Gainesville Florida small businesses are hearing more about “ADA website accessibility” and “ADA compliance” and wondering what to do next. You do not need to become an expert overnight. You need a simple way to check your site, fix the most common problems, and document your progress.
I have worked on the web since 1995, managed large public websites for the University of Florida, and supported a major athletics site as a backup webmaster. Accessibility is real work, but it is also straightforward when you approach it in a practical order.
This post gives you a quick website checker, a short checklist, and a clear path to get help if you need it.
Step 1: Run a free website accessibility check (15 minutes)
Use the free WAVE Web Accessibility Evaluation Tool:
https://wave.webaim.org/
- Paste your homepage URL and run the scan.
- Repeat for these pages:
- Contact page
- Services page
- Any page with a form (quote request, booking, newsletter)
- Any page with online ordering or payments
- Save the results (screenshots or exported report) so you have a baseline.
Important: automated checkers do not catch everything.
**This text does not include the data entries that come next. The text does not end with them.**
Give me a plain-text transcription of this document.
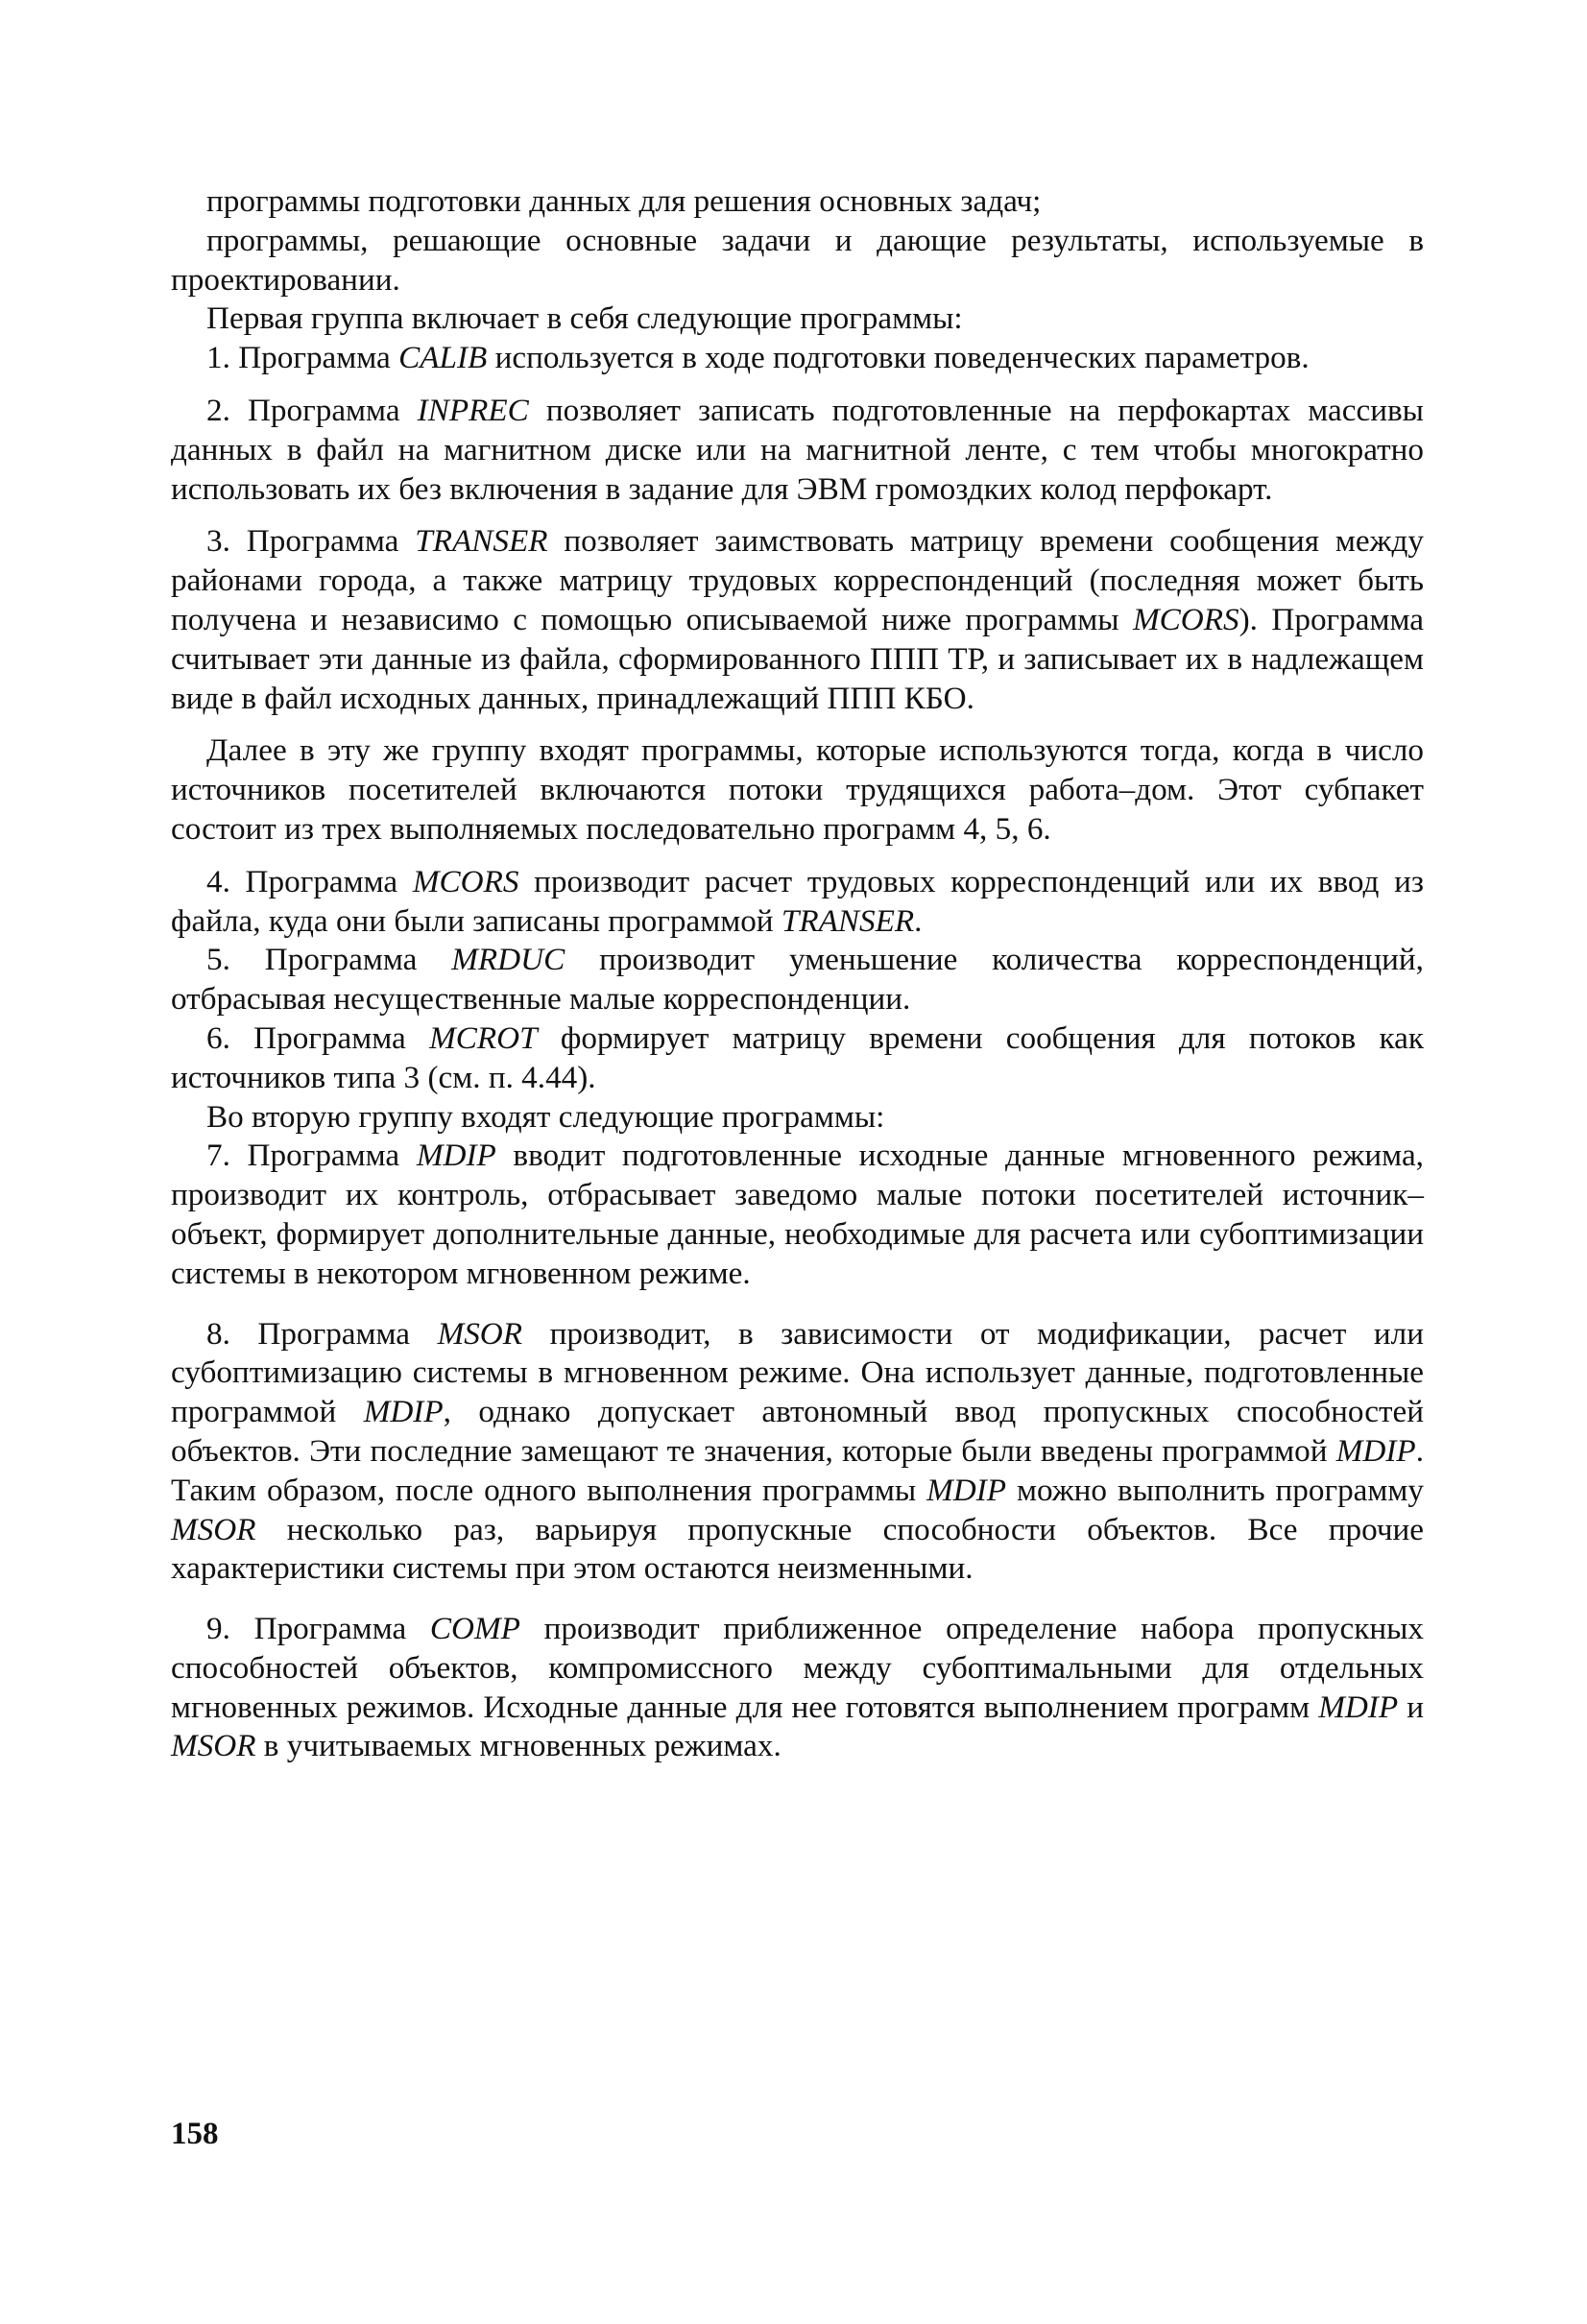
программы подготовки данных для решения основных задач;

программы, решающие основные задачи и дающие результаты, используемые в проектировании.

Первая группа включает в себя следующие программы:

1. Программа CALIB используется в ходе подготовки поведенческих параметров.

2. Программа INPREC позволяет записать подготовленные на перфокартах массивы данных в файл на магнитном диске или на магнитной ленте, с тем чтобы многократно использовать их без включения в задание для ЭВМ громоздких колод перфокарт.

3. Программа TRANSER позволяет заимствовать матрицу времени сообщения между районами города, а также матрицу трудовых корреспонденций (последняя может быть получена и независимо с помощью описываемой ниже программы MCORS). Программа считывает эти данные из файла, сформированного ППП ТР, и записывает их в надлежащем виде в файл исходных данных, принадлежащий ППП КБО.

Далее в эту же группу входят программы, которые используются тогда, когда в число источников посетителей включаются потоки трудящихся работа–дом. Этот субпакет состоит из трех выполняемых последовательно программ 4, 5, 6.

4. Программа MCORS производит расчет трудовых корреспонденций или их ввод из файла, куда они были записаны программой TRANSER.

5. Программа MRDUC производит уменьшение количества корреспонденций, отбрасывая несущественные малые корреспонденции.

6. Программа MCROT формирует матрицу времени сообщения для потоков как источников типа 3 (см. п. 4.44).

Во вторую группу входят следующие программы:

7. Программа MDIP вводит подготовленные исходные данные мгновенного режима, производит их контроль, отбрасывает заведомо малые потоки посетителей источник–объект, формирует дополнительные данные, необходимые для расчета или субоптимизации системы в некотором мгновенном режиме.

8. Программа MSOR производит, в зависимости от модификации, расчет или субоптимизацию системы в мгновенном режиме. Она использует данные, подготовленные программой MDIP, однако допускает автономный ввод пропускных способностей объектов. Эти последние замещают те значения, которые были введены программой MDIP. Таким образом, после одного выполнения программы MDIP можно выполнить программу MSOR несколько раз, варьируя пропускные способности объектов. Все прочие характеристики системы при этом остаются неизменными.

9. Программа COMP производит приближенное определение набора пропускных способностей объектов, компромиссного между субоптимальными для отдельных мгновенных режимов. Исходные данные для нее готовятся выполнением программ MDIP и MSOR в учитываемых мгновенных режимах.

158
They are still the fastest way to spot common, high-impact problems.
Step 2: The simple checklist (focus on these first)
1) Images have meaningful alt text
- Logos, buttons, and important photos should have alt text that explains the purpose.
- Decorative images can have empty alt text, but do not leave critical images blank.
2) Forms have real labels (not just placeholder text)
- Every input needs a label a screen reader can identify.
- Common problem areas: contact forms, newsletter signups, checkout fields.
3) Your site works with a keyboard only
Do this test:
- Use Tab to move forward, Shift+Tab to move backward, Enter to activate, Esc to close popups.
If you cannot reach menus, buttons, or form fields, that is a problem.
4) Headings are structured correctly
- Headings should be in order (H1, then H2, then H3).
- Do not use bold text as a substitute for headings.
5) Text contrast is readable
- Light gray text on a white background is a common failure.
- Buttons and links need enough contrast too, not just body text.
6) Popups, menus, and modals do not trap users
- If you use popups (including search modals), users must be able to open, use, and close them with a keyboard.
- Focus should move into the popup and return to where it came from when closed.
7) Video and audio content is accessible
- Videos should have captions.
- Audio content should have a transcript when possible.
8) Third-party widgets are checked
If you use:
- Booking tools
- Online ordering
- Chat widgets
- Embedded maps
Those can introduce accessibility issues you did not code yourself. Test them with the keyboard and in WAVE.
Step 3: Quick fixes you can do this week
If you only do five things, do these:
- Add alt text to your key images (logo, hero image, call-to-action buttons, product images).
- Fix form labels for your contact and quote forms.
- Run the keyboard-only test on your menu, forms, and popups.
- Improve contrast on small text, links, and buttons.
- Add an Accessibility Statement with a clear way to contact you for help (email or phone).
Step 4: Know when to get professional help
You should consider a professional accessibility audit if any of these are true:
- WAVE shows multiple errors across your main pages.
- Your site includes payments, ordering, booking, or memberships.
- You rely on popups, sliders, or complex navigation.
- You want written documentation of issues found, fixes made, and re-test results.
How I can help (services for Gainesville small businesses)
If you want a clear plan instead of guessing, I offer practical accessibility services tailored to small business websites:
- Quick Accessibility Check
- Rapid review of key pages
- Prioritized fix list you can act on immediately
- Full Accessibility Audit
- Automated scans plus manual testing (keyboard and screen reader spot checks)
- Page-by-page report with specific recommendations
- Remediation
- I implement the fixes (or coordinate with your developer)
- Re-testing after changes and a simple change log
- Ongoing Monitoring
- Monthly or quarterly checks after site edits and plugin updates
- Helps prevent new issues from creeping back in
If you want me to review your site, visit my contact page and send me:
- Your website URL
- Your platform (WordPress, Squarespace, Shopify, Wix, custom)
- Whether you have online ordering, booking, or payments
Plain-language disclaimer
This post is general information, not legal advice. If you receive a legal notice, talk to an attorney. Separately, improving accessibility is still a smart move for usability, customer experience, and risk reduction.